Вдруг из гостиной послышалась сперва робкая и неуверенная, а потом все более звучная мелодия "Старинной французской песенки".

Петр Ильич неслышно, на цыпочках, прошел в гостиную и долго смотрел на любимого племянника, который, высунув от старания язык и широко растопырив маленькие ладошки, силился сыграть по памяти только что слышанную музыку.

"Запомнил, запомнил ведь, — умилился Чайковский. — Выходит, не зря писал — понравилось детям".

Он поднял Боба высоко над головой, закружил в воздухе. Весь вечер дядя и племянник были неразлучны.

Свой "Детский альбом" для фортепьяно Петр Ильич Чайковский посвятил Володе Давыдову.

"Орлеанская дева"

"Героиня Франции. Тебя любят, тебя не забывают, героиня, столь красивая. Ты спасла Францию!.."

Петр Ильич вспомнил сейчас эти нескладные, написанные по-французски фразы, вспомнил пылкую влюбленность семилетнего мальчика в Жанну д’Арк, о которой стремился узнать все-все. Вспомнил и улыбнулся. Да, он мечтал о ней в жаркий летний полдень, убежав в луга и с наслаждением вдыхая густой запах горячих от зноя трав, прислушиваясь к лопотанию ручья и щебету птиц. Мечтал о том, как вырвет ее из рук палачей, как спрячет в лесной хижине, где их будут стеречь от злых католических монахов дикие звери.
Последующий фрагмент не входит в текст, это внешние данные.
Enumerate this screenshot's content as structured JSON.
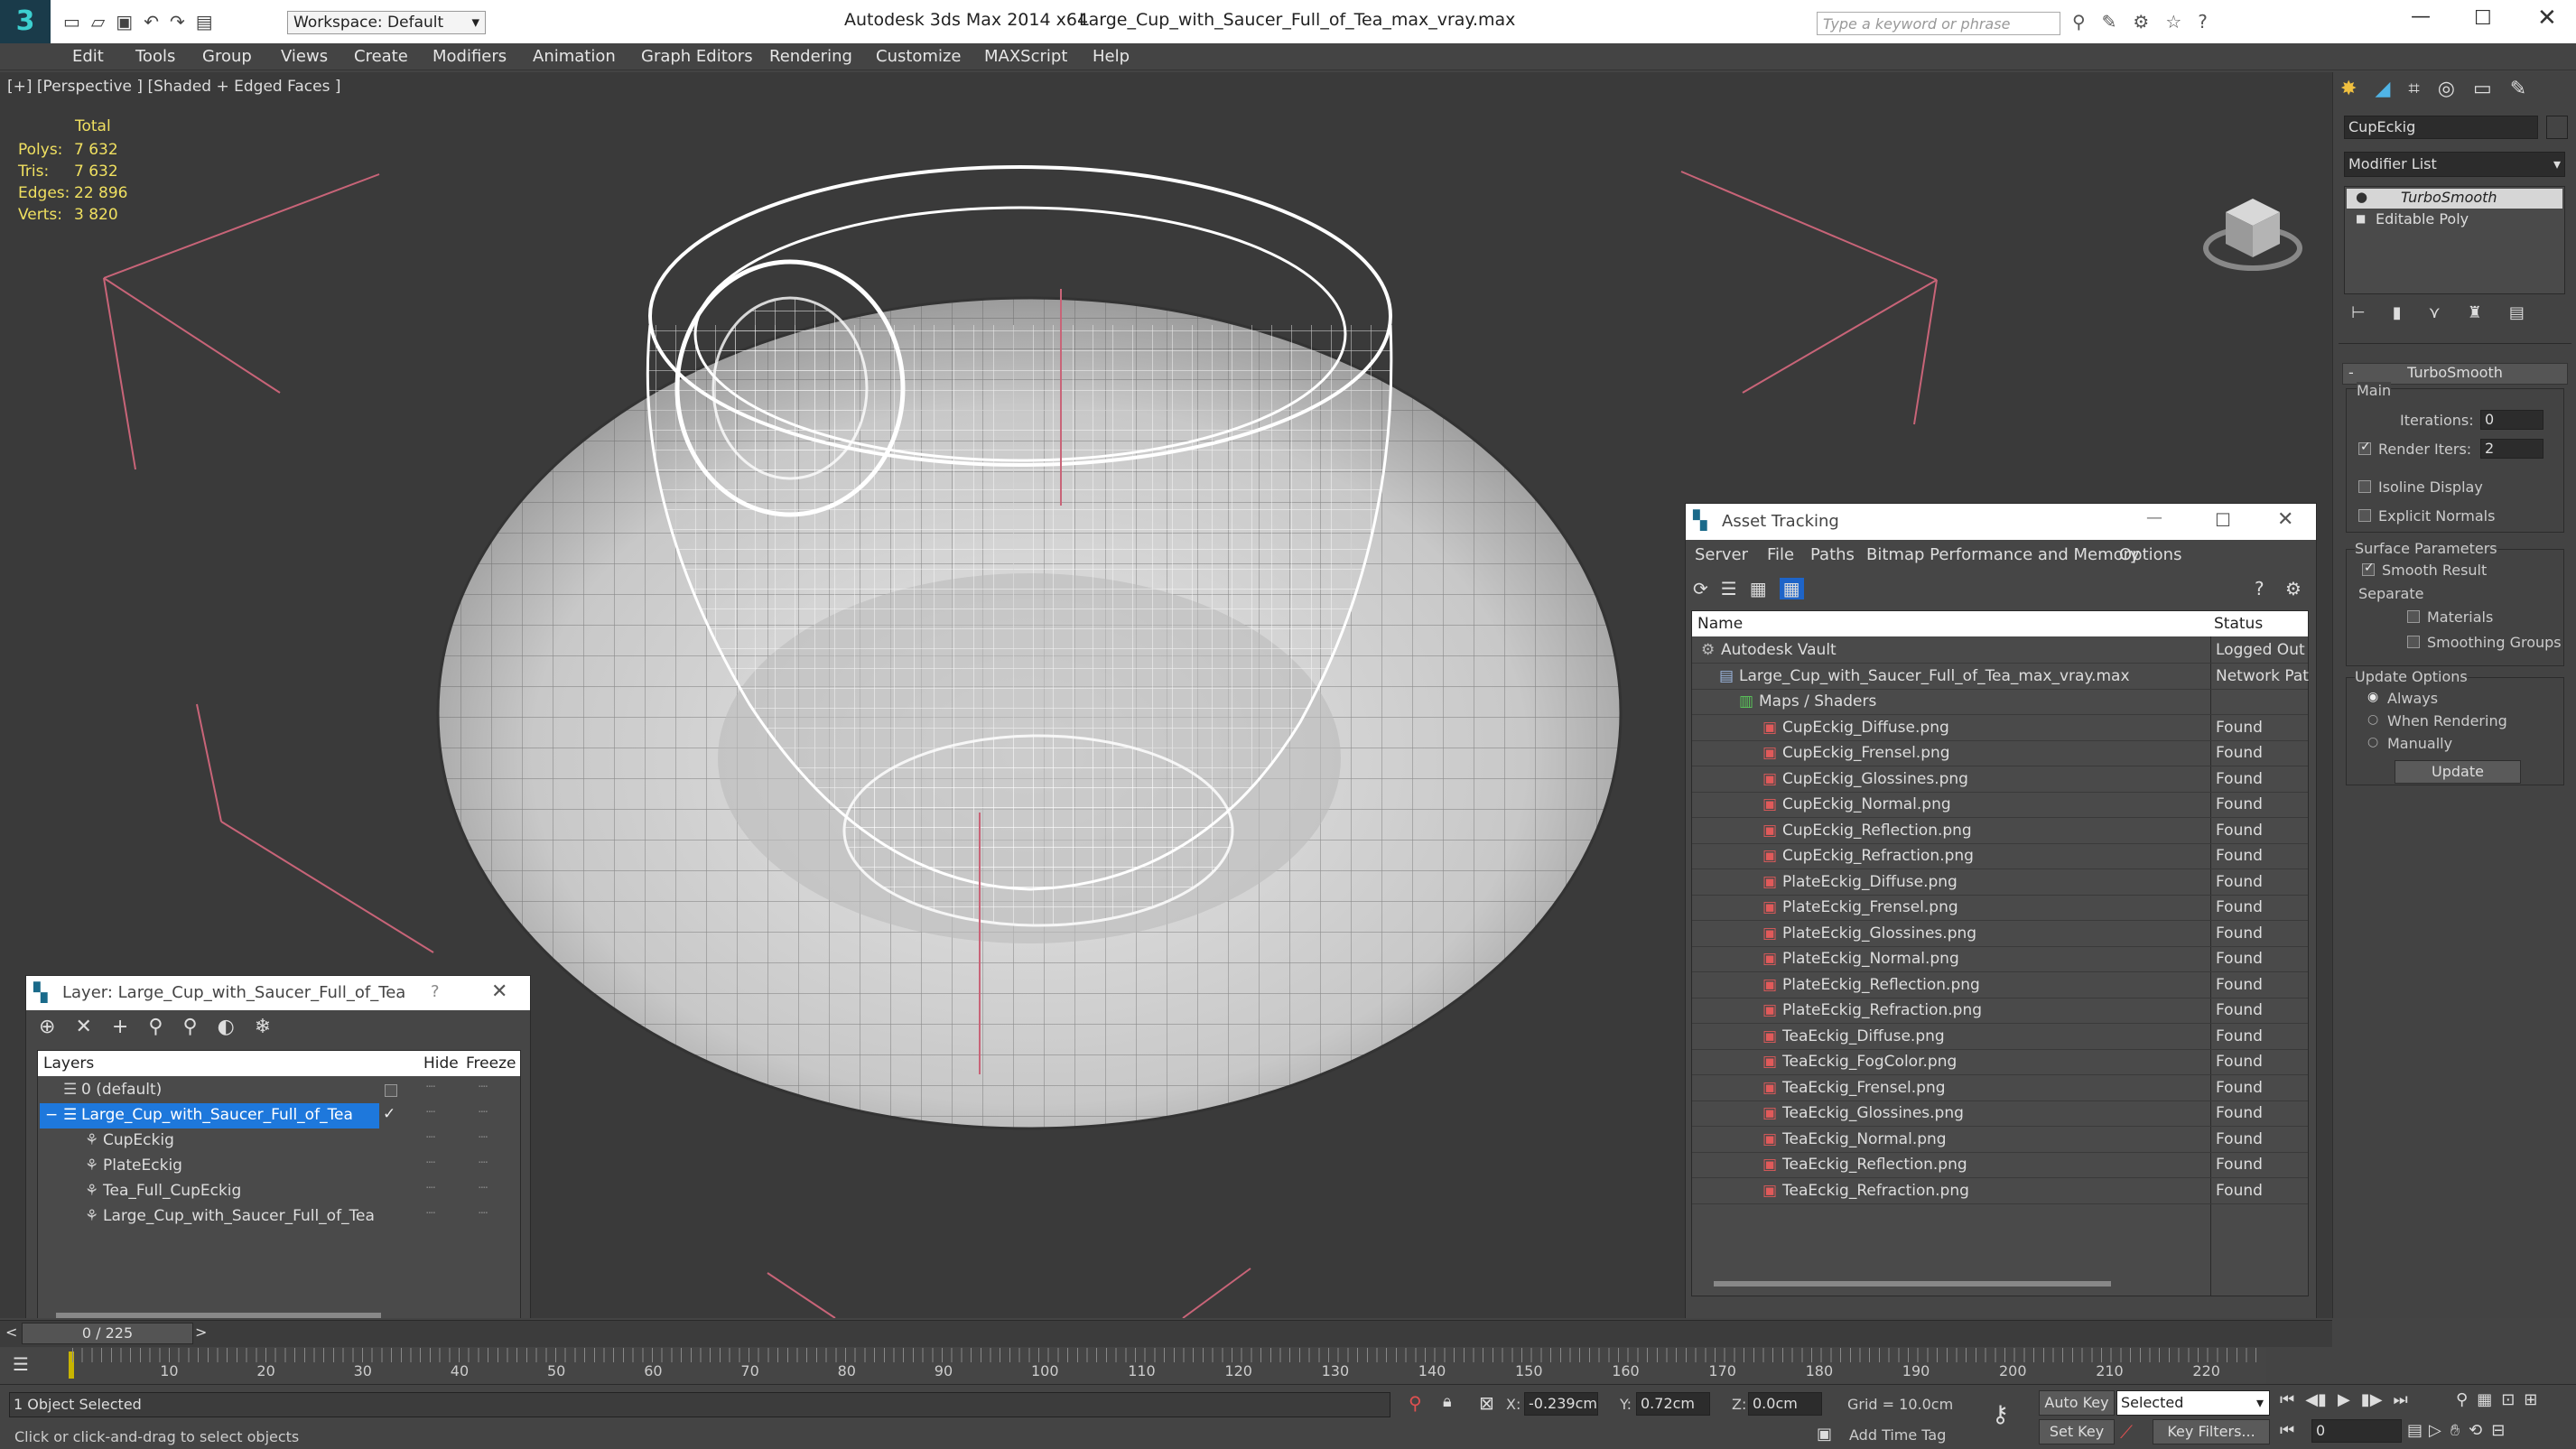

Детство детством, а история Жанны д’Арк на самом деле увлекла воображение композитора. Настолько, что, перечитав Шиллера, Барбье, Валлона, Чайковский сам берется за сочинение либретто, тут же перелагая его на музыку.

"Дойдя до процесса abjvration (отречения) и самой казни (она ужасно кричала, когда ее вели, и умоляла, чтоб ей отрубили голову, но не жгли), я страшно разревелся, — признается Чайковский в письме к брату Модесту. — Мне вдруг сделалось так жалко, больно за все человечество и взяла невыразимая тоска".